Continúan explicando que pese a que dos terceras partes de nuestro territorio se encuentra en zonas áridas, semiáridas y subhúmedas, no dejamos de ampliar los regadíos intensivos e industriales. De hecho, la mayoría de nuestros campos se dedican a la agricultura intensiva, que es un modelo poco sostenible, mucho menos en un contexto de emergencia climática. En los últimos 17 años, la superficie de regadío se ha incrementado en un 14%. Nuevos tipos de cultivo, como frutas tropicales donde antes había frutales no cítricos, o plantaciones de olivos apiñados, con una producción mayor por el uso del agua, en sustitución de olivares de secano; son algunas de las causas de lo anterior.
Aunque en 2022 se ha aprobado por el Ministerio de Transición Ecológica la Estrategia Nacional de Lucha contra la Desertificación (ENLD), la solución, a juicio de esta organización va mas allá y piden una gestión más responsable del agua, para garantizar el abastecimiento a las poblaciones, los caudales ecológicos y otros usos prioritarios. Y esto implica reducir la superficie de regadíos y no solo su modernización, pues está demostrado que las nuevas tecnologías en la agricultura consiguen reducir el consumo de agua en los regadíos, pero, paradójicamente, también implica un incremento de la demanda de agua. Es lo que se llama la paradoja de Jevons, pues a medida que se incrementa la eficiencia en el uso del agua, también aumenta su consumo dado que la percepción generalizada es que hay abundancia.

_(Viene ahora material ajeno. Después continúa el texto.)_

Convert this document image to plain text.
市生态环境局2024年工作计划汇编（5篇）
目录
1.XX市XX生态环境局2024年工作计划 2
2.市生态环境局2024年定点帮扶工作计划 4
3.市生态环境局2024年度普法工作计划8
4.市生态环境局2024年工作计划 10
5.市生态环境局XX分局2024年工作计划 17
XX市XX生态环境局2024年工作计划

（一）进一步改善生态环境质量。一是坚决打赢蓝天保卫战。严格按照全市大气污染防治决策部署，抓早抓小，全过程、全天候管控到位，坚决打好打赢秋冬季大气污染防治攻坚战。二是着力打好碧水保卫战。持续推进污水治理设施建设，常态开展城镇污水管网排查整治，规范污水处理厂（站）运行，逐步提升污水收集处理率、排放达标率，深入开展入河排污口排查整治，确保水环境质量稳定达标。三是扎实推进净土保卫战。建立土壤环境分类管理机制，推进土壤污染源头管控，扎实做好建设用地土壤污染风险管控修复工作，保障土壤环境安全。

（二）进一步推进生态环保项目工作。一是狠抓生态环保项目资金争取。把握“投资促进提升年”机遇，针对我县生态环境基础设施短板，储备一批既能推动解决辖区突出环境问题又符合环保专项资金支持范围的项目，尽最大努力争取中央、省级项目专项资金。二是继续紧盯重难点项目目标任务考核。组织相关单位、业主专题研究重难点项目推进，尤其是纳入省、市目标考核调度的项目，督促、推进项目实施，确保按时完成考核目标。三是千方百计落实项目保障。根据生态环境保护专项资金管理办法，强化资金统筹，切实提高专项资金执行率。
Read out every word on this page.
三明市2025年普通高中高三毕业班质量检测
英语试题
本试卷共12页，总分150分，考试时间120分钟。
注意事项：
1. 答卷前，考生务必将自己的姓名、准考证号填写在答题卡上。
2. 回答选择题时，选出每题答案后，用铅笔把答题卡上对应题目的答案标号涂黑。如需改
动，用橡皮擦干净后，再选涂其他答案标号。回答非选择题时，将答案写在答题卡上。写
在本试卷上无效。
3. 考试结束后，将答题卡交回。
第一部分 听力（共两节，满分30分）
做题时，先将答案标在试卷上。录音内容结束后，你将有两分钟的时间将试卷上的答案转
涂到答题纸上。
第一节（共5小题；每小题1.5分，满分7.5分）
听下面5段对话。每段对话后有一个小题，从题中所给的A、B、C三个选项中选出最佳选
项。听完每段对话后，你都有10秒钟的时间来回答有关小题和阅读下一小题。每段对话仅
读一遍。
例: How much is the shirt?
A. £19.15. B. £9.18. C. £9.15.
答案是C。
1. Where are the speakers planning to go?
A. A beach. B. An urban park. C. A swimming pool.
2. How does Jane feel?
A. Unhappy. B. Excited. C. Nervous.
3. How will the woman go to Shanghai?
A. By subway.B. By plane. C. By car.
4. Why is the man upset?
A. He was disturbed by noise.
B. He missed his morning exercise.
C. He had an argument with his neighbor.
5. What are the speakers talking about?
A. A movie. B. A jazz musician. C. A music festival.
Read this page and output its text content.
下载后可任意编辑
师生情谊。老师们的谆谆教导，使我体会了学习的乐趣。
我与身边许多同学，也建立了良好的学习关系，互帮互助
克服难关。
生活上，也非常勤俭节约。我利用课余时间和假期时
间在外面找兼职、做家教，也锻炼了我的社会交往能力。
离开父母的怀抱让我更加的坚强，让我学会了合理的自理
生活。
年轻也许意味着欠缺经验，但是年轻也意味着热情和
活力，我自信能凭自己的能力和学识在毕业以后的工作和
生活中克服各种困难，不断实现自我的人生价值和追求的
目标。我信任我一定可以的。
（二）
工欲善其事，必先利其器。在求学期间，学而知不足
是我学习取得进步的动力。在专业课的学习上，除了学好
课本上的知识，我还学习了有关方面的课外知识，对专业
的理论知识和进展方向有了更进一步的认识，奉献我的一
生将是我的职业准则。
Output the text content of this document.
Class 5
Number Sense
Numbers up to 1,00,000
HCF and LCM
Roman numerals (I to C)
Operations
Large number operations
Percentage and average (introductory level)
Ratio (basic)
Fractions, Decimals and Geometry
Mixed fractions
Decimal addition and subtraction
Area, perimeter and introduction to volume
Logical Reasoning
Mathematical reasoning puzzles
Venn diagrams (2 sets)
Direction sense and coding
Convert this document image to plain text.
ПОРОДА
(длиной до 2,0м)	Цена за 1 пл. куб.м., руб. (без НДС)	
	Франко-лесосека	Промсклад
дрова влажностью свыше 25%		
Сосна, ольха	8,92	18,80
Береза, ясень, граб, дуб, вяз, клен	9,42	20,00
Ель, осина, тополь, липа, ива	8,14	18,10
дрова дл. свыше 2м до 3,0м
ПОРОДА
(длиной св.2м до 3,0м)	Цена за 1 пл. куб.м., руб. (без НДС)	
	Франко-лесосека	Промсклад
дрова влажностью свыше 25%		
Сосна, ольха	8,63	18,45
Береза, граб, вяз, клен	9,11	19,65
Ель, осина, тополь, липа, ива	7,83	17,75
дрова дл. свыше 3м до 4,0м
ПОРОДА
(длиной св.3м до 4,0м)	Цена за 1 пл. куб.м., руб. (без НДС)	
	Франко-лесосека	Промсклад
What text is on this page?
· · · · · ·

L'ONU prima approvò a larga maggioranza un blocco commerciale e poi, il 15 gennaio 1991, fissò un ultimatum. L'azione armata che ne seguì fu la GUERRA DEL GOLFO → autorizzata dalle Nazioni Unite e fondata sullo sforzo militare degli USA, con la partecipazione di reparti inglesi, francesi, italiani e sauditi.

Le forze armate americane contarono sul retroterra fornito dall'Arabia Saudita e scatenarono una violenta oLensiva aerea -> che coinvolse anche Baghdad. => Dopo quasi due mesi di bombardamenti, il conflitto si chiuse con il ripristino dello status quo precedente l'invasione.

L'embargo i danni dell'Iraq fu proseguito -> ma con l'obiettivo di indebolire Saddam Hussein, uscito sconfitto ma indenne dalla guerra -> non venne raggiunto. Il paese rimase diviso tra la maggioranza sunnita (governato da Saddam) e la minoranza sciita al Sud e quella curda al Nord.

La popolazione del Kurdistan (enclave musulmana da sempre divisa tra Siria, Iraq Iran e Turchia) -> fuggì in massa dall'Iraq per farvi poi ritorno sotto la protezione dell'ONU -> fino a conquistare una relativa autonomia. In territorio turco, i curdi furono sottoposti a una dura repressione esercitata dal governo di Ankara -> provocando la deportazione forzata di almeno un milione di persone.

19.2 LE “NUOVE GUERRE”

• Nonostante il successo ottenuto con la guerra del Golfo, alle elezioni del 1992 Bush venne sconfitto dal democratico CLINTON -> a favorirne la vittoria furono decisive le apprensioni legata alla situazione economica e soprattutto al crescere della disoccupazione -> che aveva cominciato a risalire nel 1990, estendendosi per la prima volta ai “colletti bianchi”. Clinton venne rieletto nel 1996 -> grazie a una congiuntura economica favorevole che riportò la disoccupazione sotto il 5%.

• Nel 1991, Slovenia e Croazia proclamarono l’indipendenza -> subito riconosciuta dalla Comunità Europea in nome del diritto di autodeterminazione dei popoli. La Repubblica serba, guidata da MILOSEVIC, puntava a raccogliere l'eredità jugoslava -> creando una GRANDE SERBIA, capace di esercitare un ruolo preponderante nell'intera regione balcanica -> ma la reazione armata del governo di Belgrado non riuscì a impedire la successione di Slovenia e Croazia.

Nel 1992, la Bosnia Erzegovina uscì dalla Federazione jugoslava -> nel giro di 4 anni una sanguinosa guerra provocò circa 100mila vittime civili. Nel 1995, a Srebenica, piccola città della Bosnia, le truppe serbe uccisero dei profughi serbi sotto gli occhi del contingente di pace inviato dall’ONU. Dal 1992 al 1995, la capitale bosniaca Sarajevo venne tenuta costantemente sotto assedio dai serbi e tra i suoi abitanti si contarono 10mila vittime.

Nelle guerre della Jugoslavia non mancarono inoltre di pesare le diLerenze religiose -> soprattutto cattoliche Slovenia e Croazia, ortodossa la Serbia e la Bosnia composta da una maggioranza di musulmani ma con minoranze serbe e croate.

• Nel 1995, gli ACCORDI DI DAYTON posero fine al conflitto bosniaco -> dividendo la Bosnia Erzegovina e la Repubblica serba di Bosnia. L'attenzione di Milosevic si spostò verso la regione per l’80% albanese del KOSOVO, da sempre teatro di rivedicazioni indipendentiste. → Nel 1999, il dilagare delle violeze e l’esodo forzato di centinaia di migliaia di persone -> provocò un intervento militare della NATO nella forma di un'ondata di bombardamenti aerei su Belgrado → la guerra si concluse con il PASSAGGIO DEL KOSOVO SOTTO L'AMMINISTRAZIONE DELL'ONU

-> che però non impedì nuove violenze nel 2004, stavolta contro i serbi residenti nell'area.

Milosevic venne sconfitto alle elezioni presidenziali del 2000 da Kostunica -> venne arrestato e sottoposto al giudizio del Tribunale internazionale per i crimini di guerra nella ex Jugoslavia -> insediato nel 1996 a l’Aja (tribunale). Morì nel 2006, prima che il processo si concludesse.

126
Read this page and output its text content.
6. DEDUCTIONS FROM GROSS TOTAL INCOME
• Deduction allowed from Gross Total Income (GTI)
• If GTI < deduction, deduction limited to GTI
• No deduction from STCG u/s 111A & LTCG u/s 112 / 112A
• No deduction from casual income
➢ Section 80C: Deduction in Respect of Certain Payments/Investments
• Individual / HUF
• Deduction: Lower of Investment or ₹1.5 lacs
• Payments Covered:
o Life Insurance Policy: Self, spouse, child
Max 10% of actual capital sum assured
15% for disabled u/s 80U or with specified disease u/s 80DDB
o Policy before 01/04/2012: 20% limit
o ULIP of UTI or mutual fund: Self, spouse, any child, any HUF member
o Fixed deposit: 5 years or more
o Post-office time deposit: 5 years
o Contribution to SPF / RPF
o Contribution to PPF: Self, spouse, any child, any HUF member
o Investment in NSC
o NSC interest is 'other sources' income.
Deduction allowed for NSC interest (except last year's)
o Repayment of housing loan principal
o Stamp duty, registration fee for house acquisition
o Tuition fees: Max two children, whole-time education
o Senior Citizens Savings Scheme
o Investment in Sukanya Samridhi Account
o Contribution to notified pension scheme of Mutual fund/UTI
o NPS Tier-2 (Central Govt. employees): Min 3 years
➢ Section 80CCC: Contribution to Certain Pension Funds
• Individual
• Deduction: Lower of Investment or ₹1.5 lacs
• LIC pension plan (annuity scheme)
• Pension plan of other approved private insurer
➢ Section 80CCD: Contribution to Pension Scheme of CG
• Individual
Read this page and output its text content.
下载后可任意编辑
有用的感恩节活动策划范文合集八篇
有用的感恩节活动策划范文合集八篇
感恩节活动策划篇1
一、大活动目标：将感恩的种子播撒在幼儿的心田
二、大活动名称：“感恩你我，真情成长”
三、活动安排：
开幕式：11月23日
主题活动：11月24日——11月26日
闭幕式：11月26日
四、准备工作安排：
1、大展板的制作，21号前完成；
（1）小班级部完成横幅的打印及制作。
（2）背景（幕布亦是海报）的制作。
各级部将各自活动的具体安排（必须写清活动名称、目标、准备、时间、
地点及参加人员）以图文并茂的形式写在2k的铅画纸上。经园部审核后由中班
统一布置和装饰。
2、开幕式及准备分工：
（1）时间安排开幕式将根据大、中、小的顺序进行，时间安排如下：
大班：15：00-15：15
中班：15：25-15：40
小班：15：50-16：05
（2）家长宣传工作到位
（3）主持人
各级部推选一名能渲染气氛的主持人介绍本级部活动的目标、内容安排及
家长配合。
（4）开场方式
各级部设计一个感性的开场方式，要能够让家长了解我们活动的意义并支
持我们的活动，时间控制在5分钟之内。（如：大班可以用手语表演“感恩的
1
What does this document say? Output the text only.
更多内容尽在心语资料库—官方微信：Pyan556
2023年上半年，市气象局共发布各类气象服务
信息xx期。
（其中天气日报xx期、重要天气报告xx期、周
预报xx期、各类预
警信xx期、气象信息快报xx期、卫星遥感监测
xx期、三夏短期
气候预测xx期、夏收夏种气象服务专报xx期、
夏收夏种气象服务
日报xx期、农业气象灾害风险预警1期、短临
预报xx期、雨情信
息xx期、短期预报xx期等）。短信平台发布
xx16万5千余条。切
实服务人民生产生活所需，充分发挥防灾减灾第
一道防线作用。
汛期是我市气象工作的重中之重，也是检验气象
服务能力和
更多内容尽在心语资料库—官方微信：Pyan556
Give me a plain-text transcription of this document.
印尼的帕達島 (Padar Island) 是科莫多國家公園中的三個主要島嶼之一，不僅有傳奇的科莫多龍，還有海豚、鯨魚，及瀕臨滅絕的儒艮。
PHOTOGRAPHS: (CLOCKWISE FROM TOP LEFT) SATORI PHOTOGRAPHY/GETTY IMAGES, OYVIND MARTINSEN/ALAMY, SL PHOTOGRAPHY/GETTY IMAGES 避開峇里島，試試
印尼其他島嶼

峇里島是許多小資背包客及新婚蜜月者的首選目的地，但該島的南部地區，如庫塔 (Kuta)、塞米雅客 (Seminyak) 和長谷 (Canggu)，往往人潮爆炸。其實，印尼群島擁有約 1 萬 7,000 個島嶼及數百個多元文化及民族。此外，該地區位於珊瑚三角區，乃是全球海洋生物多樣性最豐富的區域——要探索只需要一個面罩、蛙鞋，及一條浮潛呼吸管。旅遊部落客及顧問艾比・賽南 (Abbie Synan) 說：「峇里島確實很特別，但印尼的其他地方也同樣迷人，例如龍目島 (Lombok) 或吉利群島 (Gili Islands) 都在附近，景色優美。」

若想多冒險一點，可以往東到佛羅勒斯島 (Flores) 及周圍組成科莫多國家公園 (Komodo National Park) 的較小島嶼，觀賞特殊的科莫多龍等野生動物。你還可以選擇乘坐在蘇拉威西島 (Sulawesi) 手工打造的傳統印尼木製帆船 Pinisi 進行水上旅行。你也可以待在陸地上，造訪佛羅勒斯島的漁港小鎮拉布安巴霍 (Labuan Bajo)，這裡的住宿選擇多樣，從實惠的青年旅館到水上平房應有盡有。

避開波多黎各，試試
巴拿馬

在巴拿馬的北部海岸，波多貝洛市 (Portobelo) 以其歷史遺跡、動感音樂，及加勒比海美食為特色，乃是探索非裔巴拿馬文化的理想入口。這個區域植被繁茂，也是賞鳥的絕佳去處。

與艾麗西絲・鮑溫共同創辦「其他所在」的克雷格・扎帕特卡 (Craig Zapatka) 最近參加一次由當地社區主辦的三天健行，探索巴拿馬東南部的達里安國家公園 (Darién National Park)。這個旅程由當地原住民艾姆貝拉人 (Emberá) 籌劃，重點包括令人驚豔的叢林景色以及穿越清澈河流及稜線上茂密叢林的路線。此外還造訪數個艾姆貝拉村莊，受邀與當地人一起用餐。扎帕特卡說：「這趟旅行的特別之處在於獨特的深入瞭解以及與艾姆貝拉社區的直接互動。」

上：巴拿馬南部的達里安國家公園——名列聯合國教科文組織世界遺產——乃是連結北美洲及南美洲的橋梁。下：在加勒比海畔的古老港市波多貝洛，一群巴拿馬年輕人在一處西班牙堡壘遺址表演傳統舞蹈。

Ante esta situación, es urgente que nos pongamos todos manos a la obra y hagamos un uso racional del agua, pues su escasez atraerá nuestros más profundos sentimientos atávicos y provocará innecesarios enfrentamientos entre personas. Para ello nada más útil que escuchar las voces de aquellos agricultores comprometidos, que apuestan por la agroecología, por cambiar los hábitos de consumo, por gestionar los excedentes y por fomentar la agricultura local, cultivando variedades tradicionales, mejor adaptadas a las tierras secas. Este es el camino.